|
|
Bizim kültürümüz seri cinayete yatkın değil
Kan davaları, namus davaları var bizde. Adam karısı onu aldattığı zaman bunu inceden inceye düşünerek, kendisinin öldürdüğü belli olmasın diye tasarlayıp yapmaz. Tam tersine gider öldürür, tabancayı da ortaya koyarak 'namusumu temizledim' der herkese. Nedeni feodal kültür! Bu da polisiye için uygun bir malzeme değildir. Ama devletin marifetleri, Susurluk, darbeler gibi olaylar bizde de polisiye entrikalar yarattı. Bizde de cinayetler daha sofistike olmaya başladı..

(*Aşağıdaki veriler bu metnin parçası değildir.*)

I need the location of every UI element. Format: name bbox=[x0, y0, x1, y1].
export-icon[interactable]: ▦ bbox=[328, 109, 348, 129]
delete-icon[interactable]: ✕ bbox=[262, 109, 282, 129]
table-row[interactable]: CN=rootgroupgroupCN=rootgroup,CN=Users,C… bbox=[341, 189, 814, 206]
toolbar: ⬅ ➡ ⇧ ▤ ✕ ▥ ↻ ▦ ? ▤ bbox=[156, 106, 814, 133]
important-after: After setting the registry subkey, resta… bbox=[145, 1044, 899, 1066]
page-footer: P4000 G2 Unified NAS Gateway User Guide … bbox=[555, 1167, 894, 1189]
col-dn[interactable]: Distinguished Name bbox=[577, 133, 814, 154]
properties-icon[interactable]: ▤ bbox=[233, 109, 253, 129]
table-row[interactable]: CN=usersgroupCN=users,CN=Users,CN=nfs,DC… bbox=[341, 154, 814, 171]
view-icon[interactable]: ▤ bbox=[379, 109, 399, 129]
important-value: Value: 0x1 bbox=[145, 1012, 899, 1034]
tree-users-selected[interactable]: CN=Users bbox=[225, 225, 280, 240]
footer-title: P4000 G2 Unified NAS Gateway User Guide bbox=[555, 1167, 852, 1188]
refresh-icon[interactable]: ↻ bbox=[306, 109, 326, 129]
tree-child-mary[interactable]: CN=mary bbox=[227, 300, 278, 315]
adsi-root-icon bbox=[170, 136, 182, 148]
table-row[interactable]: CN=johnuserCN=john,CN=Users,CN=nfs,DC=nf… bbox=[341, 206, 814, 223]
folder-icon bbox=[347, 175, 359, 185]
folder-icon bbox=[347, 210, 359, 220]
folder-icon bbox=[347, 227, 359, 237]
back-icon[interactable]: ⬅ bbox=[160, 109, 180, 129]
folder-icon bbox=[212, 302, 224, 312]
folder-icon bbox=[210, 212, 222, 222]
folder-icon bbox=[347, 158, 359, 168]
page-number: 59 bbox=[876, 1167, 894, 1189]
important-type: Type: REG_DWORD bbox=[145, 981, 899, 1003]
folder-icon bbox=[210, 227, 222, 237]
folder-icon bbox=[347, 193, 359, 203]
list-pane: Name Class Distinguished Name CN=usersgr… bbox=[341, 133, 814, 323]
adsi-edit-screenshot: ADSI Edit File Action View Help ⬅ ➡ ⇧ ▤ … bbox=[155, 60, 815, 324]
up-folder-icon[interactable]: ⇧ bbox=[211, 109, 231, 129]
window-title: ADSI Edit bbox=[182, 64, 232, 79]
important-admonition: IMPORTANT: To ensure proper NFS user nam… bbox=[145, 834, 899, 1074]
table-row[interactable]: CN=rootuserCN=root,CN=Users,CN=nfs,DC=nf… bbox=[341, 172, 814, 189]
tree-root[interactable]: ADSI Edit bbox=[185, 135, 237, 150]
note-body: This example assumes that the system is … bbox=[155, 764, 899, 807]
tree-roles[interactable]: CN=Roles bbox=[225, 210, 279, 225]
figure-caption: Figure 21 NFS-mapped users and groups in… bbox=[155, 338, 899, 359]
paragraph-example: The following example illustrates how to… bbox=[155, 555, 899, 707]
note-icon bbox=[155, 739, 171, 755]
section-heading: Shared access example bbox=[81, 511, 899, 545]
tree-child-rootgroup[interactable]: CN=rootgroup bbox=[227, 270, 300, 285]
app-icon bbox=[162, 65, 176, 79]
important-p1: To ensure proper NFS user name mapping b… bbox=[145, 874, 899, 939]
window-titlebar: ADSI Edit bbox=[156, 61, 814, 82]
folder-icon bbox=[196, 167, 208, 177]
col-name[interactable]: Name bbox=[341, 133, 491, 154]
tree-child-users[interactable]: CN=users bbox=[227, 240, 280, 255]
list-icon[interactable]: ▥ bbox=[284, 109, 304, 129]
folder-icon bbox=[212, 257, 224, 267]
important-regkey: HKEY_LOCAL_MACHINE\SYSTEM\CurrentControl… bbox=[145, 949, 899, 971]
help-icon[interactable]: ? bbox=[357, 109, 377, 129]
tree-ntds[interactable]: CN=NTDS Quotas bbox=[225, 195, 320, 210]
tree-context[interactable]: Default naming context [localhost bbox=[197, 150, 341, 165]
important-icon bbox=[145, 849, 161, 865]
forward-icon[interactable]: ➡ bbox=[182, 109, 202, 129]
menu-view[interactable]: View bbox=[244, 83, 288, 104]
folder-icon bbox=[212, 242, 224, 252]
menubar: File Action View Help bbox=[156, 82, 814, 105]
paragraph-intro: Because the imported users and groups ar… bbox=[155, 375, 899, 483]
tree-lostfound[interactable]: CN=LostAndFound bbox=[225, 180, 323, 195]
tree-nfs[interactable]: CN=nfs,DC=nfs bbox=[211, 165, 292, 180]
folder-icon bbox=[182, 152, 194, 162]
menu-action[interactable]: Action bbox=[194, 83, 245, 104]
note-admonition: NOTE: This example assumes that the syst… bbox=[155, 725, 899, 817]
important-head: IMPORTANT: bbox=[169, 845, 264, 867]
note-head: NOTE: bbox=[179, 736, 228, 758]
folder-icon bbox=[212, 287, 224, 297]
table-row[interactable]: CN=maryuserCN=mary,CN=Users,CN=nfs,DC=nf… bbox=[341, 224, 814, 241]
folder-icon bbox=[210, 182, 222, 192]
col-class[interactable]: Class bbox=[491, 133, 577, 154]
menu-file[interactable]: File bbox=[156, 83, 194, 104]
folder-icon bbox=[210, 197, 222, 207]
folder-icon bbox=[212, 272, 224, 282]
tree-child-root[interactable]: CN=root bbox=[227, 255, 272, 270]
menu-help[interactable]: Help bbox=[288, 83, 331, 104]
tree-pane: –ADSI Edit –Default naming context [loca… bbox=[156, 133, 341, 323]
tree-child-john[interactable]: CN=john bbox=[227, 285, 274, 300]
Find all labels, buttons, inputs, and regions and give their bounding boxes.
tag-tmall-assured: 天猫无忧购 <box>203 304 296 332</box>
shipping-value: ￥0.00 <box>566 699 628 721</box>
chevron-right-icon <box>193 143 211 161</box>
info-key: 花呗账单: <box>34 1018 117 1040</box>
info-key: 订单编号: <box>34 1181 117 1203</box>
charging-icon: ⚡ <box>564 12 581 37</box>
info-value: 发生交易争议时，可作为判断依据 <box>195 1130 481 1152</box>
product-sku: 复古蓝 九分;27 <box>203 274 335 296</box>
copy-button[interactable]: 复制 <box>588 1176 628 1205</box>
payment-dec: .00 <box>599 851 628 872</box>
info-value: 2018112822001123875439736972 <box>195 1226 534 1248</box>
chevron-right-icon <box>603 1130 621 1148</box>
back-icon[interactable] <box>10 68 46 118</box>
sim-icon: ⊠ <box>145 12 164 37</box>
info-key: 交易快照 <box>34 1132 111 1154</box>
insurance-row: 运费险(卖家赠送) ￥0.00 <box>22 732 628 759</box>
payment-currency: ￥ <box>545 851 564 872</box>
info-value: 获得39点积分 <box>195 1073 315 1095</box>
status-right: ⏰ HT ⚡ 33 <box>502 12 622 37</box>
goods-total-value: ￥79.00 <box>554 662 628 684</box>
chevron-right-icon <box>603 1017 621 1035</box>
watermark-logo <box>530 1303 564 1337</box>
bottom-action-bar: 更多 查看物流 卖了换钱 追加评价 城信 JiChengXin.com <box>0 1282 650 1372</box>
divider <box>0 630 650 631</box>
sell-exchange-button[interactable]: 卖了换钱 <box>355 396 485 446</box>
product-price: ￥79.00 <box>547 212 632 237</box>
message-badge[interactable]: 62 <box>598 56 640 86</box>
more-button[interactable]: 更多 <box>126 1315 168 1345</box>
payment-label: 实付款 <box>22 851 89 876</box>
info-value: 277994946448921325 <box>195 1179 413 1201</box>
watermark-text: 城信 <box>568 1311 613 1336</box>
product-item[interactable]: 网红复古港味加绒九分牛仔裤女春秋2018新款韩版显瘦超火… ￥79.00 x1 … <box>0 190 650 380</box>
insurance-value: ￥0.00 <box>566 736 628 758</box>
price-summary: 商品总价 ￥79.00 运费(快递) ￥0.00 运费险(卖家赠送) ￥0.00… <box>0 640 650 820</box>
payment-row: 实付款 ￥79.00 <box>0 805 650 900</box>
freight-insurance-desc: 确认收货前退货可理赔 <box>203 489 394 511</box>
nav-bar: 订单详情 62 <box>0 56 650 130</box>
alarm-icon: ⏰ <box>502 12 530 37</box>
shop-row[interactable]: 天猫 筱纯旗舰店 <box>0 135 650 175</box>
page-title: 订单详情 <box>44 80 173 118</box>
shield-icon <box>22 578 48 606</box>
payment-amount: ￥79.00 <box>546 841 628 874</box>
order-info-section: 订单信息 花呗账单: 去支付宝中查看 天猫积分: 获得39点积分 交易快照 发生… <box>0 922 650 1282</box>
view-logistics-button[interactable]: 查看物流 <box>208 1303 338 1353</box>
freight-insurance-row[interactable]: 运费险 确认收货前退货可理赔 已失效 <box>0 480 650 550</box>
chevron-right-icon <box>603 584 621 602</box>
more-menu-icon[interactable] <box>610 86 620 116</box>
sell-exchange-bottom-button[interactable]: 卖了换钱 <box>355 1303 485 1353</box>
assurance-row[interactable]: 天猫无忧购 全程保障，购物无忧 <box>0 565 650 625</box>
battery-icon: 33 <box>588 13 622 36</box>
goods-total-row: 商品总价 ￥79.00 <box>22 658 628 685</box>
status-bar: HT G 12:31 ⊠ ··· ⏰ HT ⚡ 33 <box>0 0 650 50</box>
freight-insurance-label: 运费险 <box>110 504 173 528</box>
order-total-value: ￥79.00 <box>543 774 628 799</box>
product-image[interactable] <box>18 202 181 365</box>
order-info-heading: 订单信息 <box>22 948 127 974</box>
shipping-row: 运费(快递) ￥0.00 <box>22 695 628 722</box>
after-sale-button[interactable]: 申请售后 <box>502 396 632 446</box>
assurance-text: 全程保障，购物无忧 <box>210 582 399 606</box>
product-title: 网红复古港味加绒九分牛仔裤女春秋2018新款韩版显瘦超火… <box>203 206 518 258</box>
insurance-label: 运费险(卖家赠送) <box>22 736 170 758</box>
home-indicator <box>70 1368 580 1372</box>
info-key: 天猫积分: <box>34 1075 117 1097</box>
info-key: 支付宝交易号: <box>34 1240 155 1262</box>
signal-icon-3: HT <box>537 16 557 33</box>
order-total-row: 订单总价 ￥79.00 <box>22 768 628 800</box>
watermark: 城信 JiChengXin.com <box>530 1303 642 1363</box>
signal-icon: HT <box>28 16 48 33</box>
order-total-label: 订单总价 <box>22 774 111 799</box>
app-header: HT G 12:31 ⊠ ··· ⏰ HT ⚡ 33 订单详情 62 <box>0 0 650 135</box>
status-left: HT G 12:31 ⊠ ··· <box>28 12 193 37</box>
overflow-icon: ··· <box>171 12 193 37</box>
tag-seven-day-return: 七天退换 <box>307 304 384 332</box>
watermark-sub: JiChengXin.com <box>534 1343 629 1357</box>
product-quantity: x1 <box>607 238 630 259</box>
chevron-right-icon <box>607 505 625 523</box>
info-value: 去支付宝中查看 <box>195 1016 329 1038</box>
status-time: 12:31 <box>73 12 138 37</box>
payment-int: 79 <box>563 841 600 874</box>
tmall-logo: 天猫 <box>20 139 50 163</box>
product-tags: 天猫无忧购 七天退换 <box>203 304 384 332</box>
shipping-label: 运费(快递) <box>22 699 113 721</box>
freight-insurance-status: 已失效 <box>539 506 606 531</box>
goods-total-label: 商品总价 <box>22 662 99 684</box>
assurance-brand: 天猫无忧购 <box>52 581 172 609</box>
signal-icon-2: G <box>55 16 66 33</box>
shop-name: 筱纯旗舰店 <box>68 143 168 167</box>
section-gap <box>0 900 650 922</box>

* Bizde seri katil cinayetlerinin olmaması zeki bir millet olmadığımızı mı gösterir? Bence bizim Türkler de en az Amerikalı ve Avrupalılar gibi zeki ama kültür buna yatkın değil. Seri katil denilen kişi para için öldüren kişi değil sosyopattır. Yani kimseyle iletişim kuramaz, yalnızdır, toplum onu dışlamış, o da kendini dışlamış. Onun 'ben varım" çığlığıdır öldürmek.
* O zaman bizde pek fazla psikopatlık mı yok? Olmaz olur mu! Trafiğe çık binlercesini görürsün! Yabancılaşma ve yalnızlaşma henüz Amerika'da ve Avrupa'daki gibi dibe vurmadı bizde. Hâla bizim dertleşebileceğimiz insanlar, destek alabileceğimiz ve verebileceğimiz insanlar var.
* Bir insan neden polisiye yazarı olur? Hayal gücü çok fazla çalıştığı için mi? Polisiye roman yazarı olma düşüncem yoktu. Önce şiir kitabı çıkardım sonra öyküler... Ama 14 yaşında devrimci oldum. 89 yılına kadar 15 yıl sürekli kaçmaca, kovalamaca, çatışma, karşı gruplarla, polisle 15 yıl böyle bir hayat yaşadım. Sahte pasaportlarla Moskova'ya gitmeler, yaralanmalar, işkencelerden kurtulmalar, örgüt yönetmeler, muhteşem, olağanüstü bir dönemdi. Bu dönem bittiğinde yazmaya başladım, polisiye çıktı. Çünkü yazarın kişisel üslubunu belirleyen şey tarihidir. Mesela Yaşar Kemal niye böyle gümbür gümbür, coşkularla yazan bir yazar? Çünkü Çukurova'nın güneşi var, her tarafı aydınlık. Arkadaşlarımız kucağımızda öldükten sonra, kaçmalardan, kovalamacalardan sonra, soft aşk romanları yazamam takdir edersiniz ki!
* Solcu kimliğiniz yazarlığınıza artı değer mi kattı? Özellikle yaşadığım o 15 yıllık dönem inanılmaz bir artı değer katmıştır çünkü normal bir insanın yaşayabileceği hayatın 20 çeşidini yaşadım, ölümün anlamını çok genç yaşta öğrendim. Yaşıtlarım şimdi tiyatroya, sinemaya gidiyor değil mi? Bizim o dönem en sık gittiğimiz yer mezarlıktı. Çünkü her hafta bir arkadaşımız ölüyordu.